3 Because the instance tags <ID>, <NAME>, <ADDRESS>, <CITY>, and <STATE> are contained within the <STUDENTS> start tag and </STUDENTS> end tag, the XML engine interprets them as variables. The individual instance tag names become the data set variable names. The repeating element instances are translated into a collection of rows with a constant set of columns.
These statements result in the following SAS output:
libname test xml 'C:\My Documents\students.xml';

proc print data=test.students;
run;
PRINT Procedure Output for TEST.STUDENTS
PRINT Procedure Output for TEST.STUDENTS

Why Is a Specific Physical Structure Required?

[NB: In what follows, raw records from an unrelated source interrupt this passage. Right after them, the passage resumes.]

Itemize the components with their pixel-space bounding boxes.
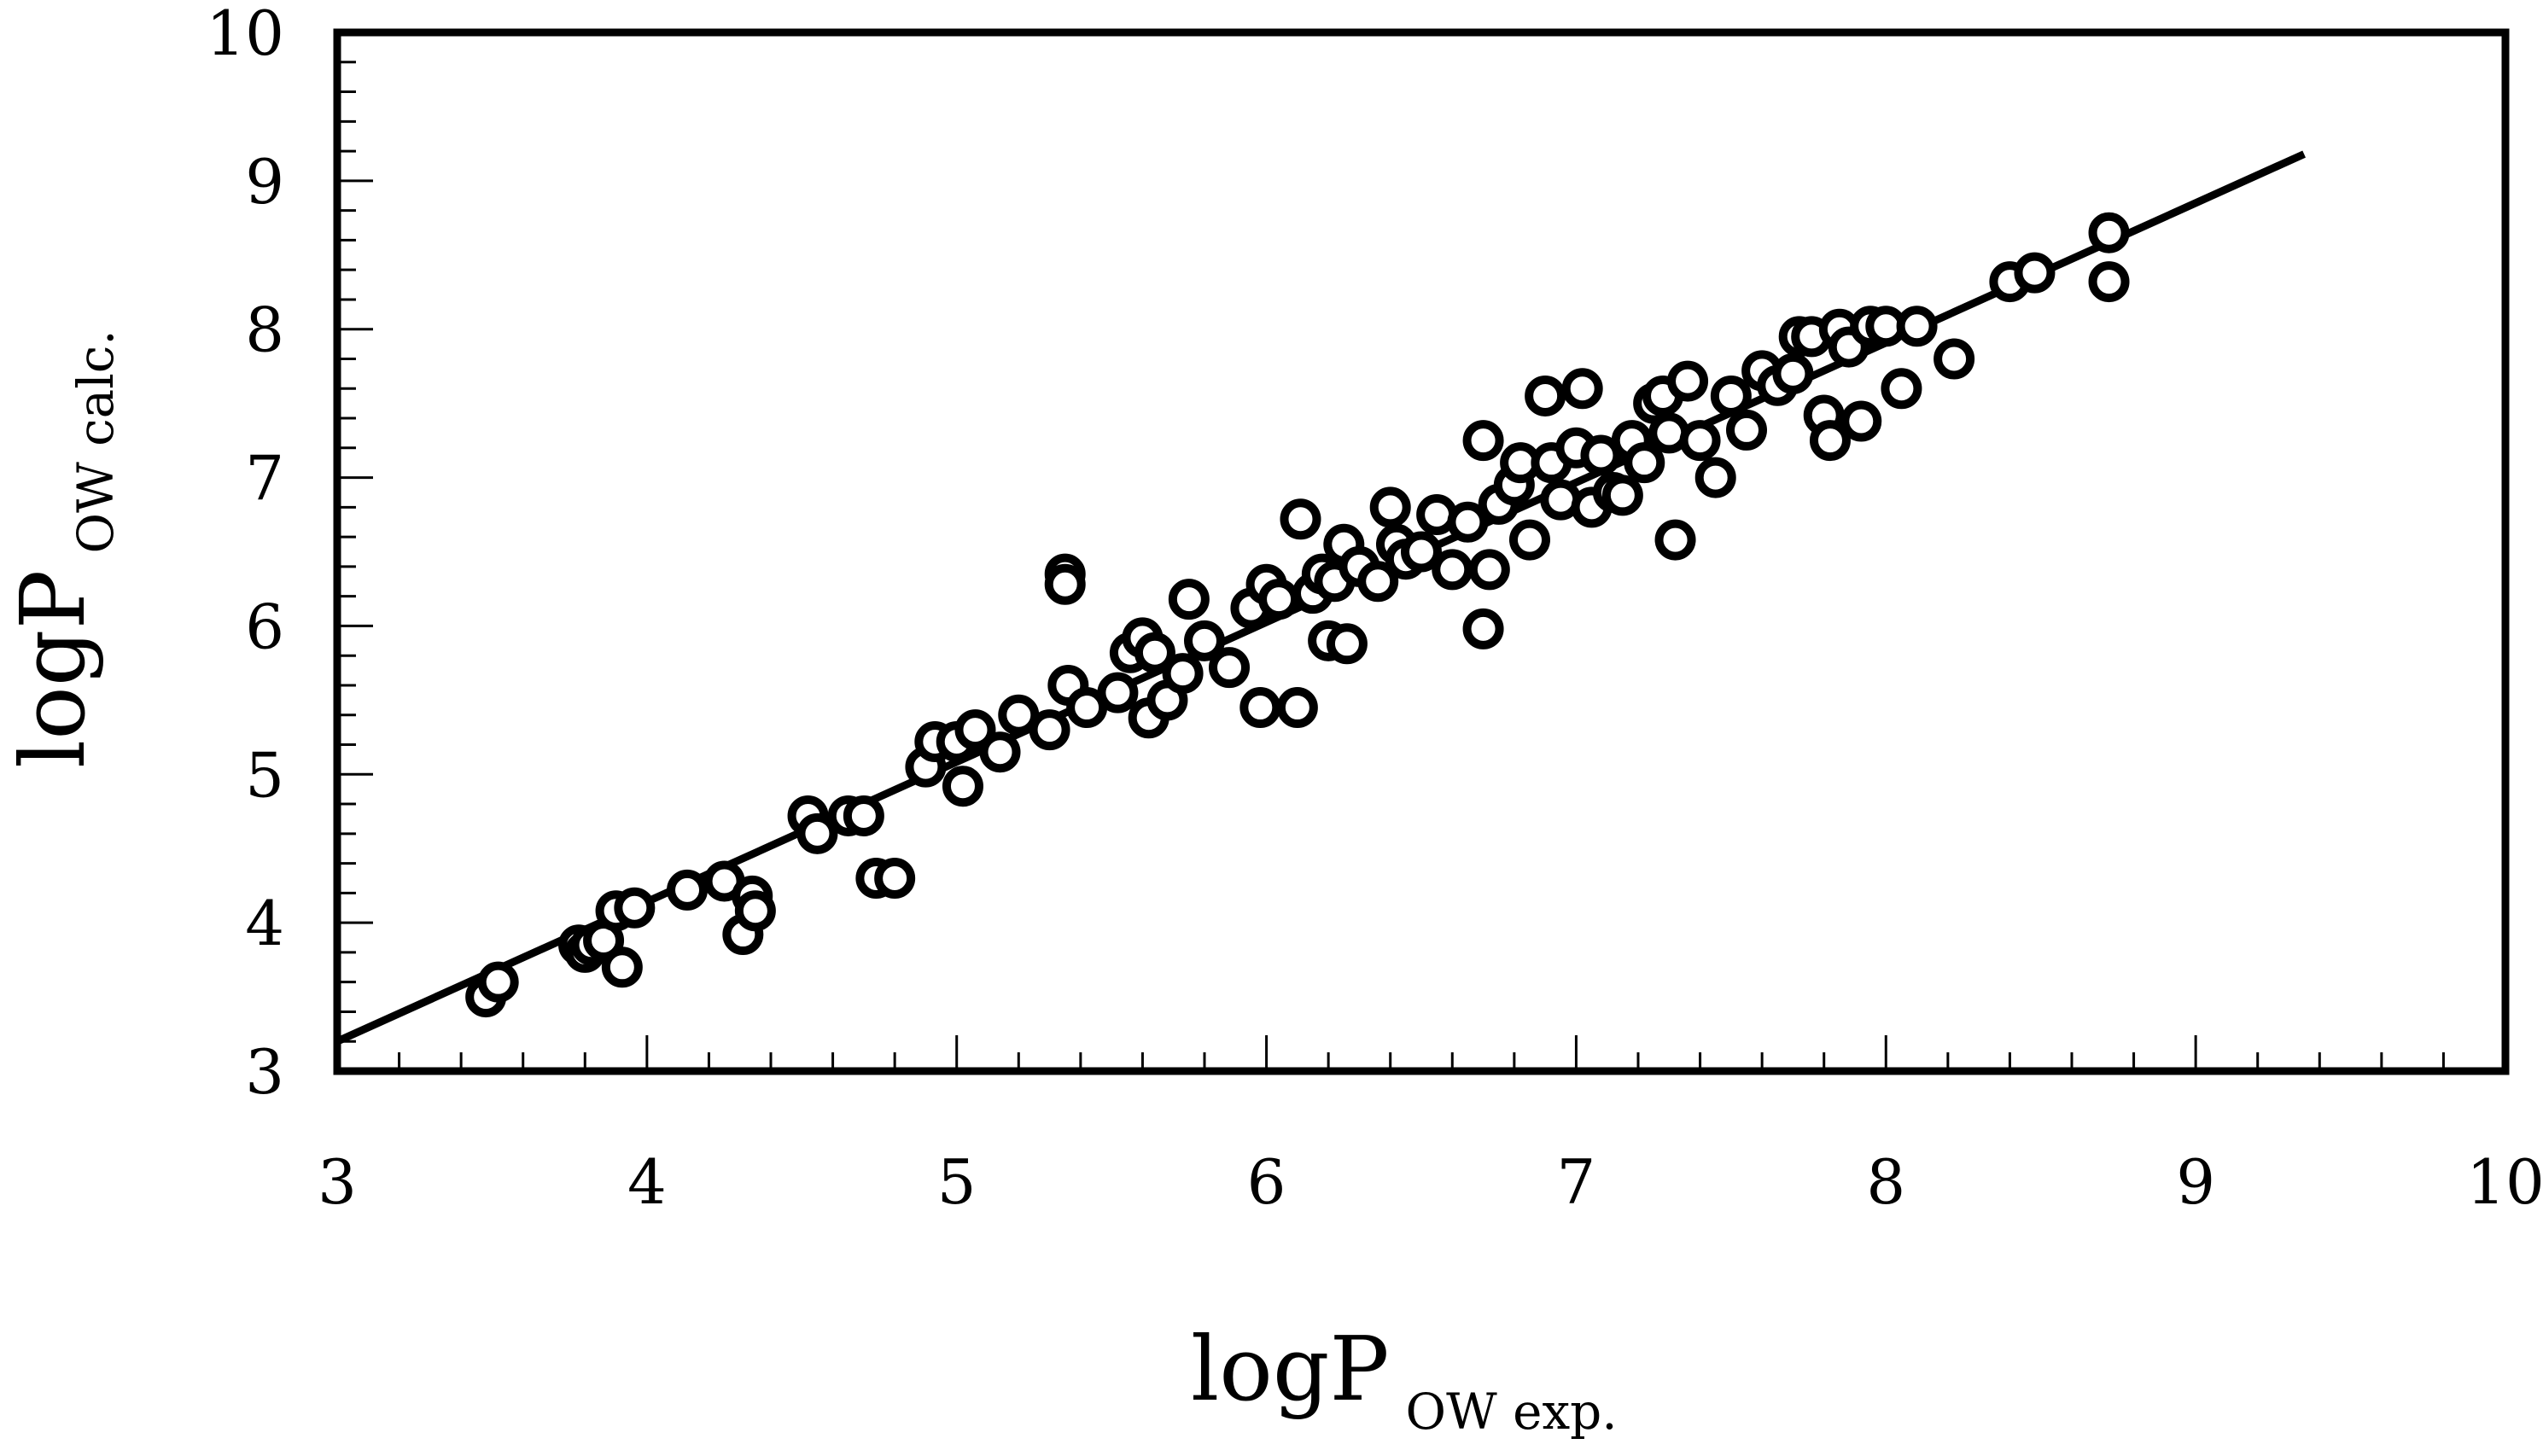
data-point [1654, 519, 1696, 561]
x-tick-label: 3 [318, 1146, 357, 1218]
data-points [465, 212, 2130, 1018]
plot-frame [333, 28, 2510, 1075]
data-point [1239, 687, 1281, 729]
data-point [1258, 579, 1300, 620]
data-point [1168, 579, 1210, 620]
axis-ticks [337, 61, 2445, 1071]
data-point [942, 766, 983, 807]
x-tick-label: 5 [937, 1146, 977, 1218]
data-point [1044, 563, 1086, 605]
x-axis-label: logP OW exp. [1191, 1317, 1618, 1441]
data-point [2014, 252, 2056, 294]
y-tick-label: 4 [245, 888, 284, 959]
y-axis-label: logP OW calc. [1, 329, 125, 768]
data-point [1726, 409, 1767, 451]
data-point [601, 946, 643, 988]
y-tick-label: 6 [245, 591, 284, 662]
data-point [1447, 501, 1489, 543]
data-point [734, 890, 776, 932]
y-tick-label: 5 [245, 739, 284, 811]
data-point [614, 887, 656, 929]
x-tick-label: 7 [1557, 1146, 1596, 1218]
data-point [954, 709, 996, 751]
data-point [1561, 368, 1603, 410]
data-point [1209, 647, 1251, 689]
x-tick-label: 10 [2466, 1146, 2543, 1218]
y-tick-label: 3 [245, 1036, 284, 1108]
x-axis-label-sub: OW exp. [1406, 1383, 1618, 1441]
x-tick-label: 8 [1866, 1146, 1905, 1218]
data-point [1667, 360, 1709, 402]
data-point [1029, 709, 1070, 751]
data-point [1276, 687, 1318, 729]
data-point [843, 795, 884, 836]
y-axis-label-main: logP [1, 570, 105, 768]
data-point [1772, 352, 1814, 394]
data-point [1066, 687, 1108, 729]
x-tick-label: 9 [2176, 1146, 2215, 1218]
x-tick-label: 6 [1247, 1146, 1286, 1218]
data-point [1134, 632, 1175, 673]
data-point [1509, 519, 1550, 561]
data-point [1580, 434, 1622, 476]
data-point [1896, 306, 1938, 347]
data-point [1809, 420, 1851, 462]
data-point [1432, 549, 1473, 591]
tick-labels: 3 4 5 6 7 8 9 10 3 4 5 6 7 8 9 10 [206, 0, 2543, 1218]
data-point [1710, 375, 1752, 416]
data-point [1679, 420, 1721, 462]
data-point [979, 731, 1021, 773]
y-tick-label: 8 [245, 294, 284, 366]
data-point [1184, 620, 1225, 661]
data-point [1462, 608, 1504, 649]
x-tick-label: 4 [627, 1146, 667, 1218]
data-point [796, 812, 838, 854]
y-tick-label: 9 [245, 146, 284, 218]
data-point [2088, 261, 2130, 303]
data-point [1624, 442, 1665, 484]
data-point [1097, 672, 1139, 713]
data-point [1162, 653, 1204, 695]
data-point [2088, 212, 2130, 253]
data-point [1369, 486, 1411, 528]
data-point [1326, 623, 1368, 665]
x-axis-label-main: logP [1191, 1317, 1389, 1421]
data-point [1357, 561, 1399, 603]
y-tick-label: 10 [206, 0, 284, 69]
data-point [1280, 498, 1321, 540]
data-point [998, 694, 1040, 736]
data-point [477, 961, 519, 1003]
data-point [667, 869, 709, 911]
data-point [874, 857, 916, 899]
data-point [1601, 475, 1643, 516]
data-point [1468, 549, 1510, 591]
data-point [1840, 400, 1882, 442]
data-point [1401, 531, 1442, 573]
data-point [1462, 420, 1504, 462]
data-point [1694, 457, 1736, 498]
data-point [1881, 368, 1922, 410]
data-point [1933, 338, 1975, 380]
y-tick-label: 7 [245, 443, 284, 515]
y-axis-label-sub: OW calc. [67, 329, 125, 553]
data-point [1525, 375, 1566, 416]
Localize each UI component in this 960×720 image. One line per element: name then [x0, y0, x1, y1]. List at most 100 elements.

Well-formed XML is determined by structure, not content. Therefore, although the XML engine can assume that the XML document is valid, well-formed XML, the engine cannot assume that the root element encloses only instances of a single node element (that is, only a single data set). Therefore, the XML engine has to account for the possibility of multiple nodes (that is, multiple SAS data sets).
For example, when the following correctly structured XML document is imported, it is recognized as containing two SAS data sets: HIGHTEMP and LOWTEMP.
<?xml version="1.0" encoding="windows-1252" ?>
<CLIMATE> 1
   <HIGHTEMP> 2
      <PLACE> Libya </PLACE>
      <DATE> 1922-09-13 </DATE>
      <DEGREE-F> 136 </DEGREE-F>
      <DEGREE-C> 58 </DEGREE-C>
   </HIGHTEMP>
.
.  more instances of <HIGHTEMP>
.
   <LOWTEMP> 3
      <PLACE> Antarctica </PLACE>
      <DATE> 1983-07-21 </DATE>
      <DEGREE-F> -129 </DEGREE-F>
      <DEGREE-C> -89 </DEGREE-C>
   </LOWTEMP>
.
.  more instances of <LOWTEMP>
.
</CLIMATE>
When the previous XML document is imported, the following happens:
1 The XML engine recognizes the first instance tag <CLIMATE> as the root-enclosing element, which is the container for the document.
2 Starting with the second-level instance tag, which is <HIGHTEMP>, the XML engine uses the repeating element instances as a collection of rows with a constant set of columns.
3 When the second-level instance tag changes, the XML engine interprets that change as a different SAS data set.
The result is two SAS data sets: HIGHTEMP and LOWTEMP. Both happen to have the same variables but different data.
To ensure that an import result is what you expect, use the DATASETS procedure. For example, these SAS statements result in the following:
libname climate xml 'C:\My Documents\climate.xml';

proc datasets library=climate;
quit;
DATASETS Procedure Output for CLIMATE Library
DATASETS Procedure Output for CLIMATE library

Handling XML Documents That Are Not in the Required Physical Structure

If your XML document is not in the required physical structure, you can tell the XML engine how to interpret the XML markup in order to successfully import the document. See Why Use an XMLMap When Importing?.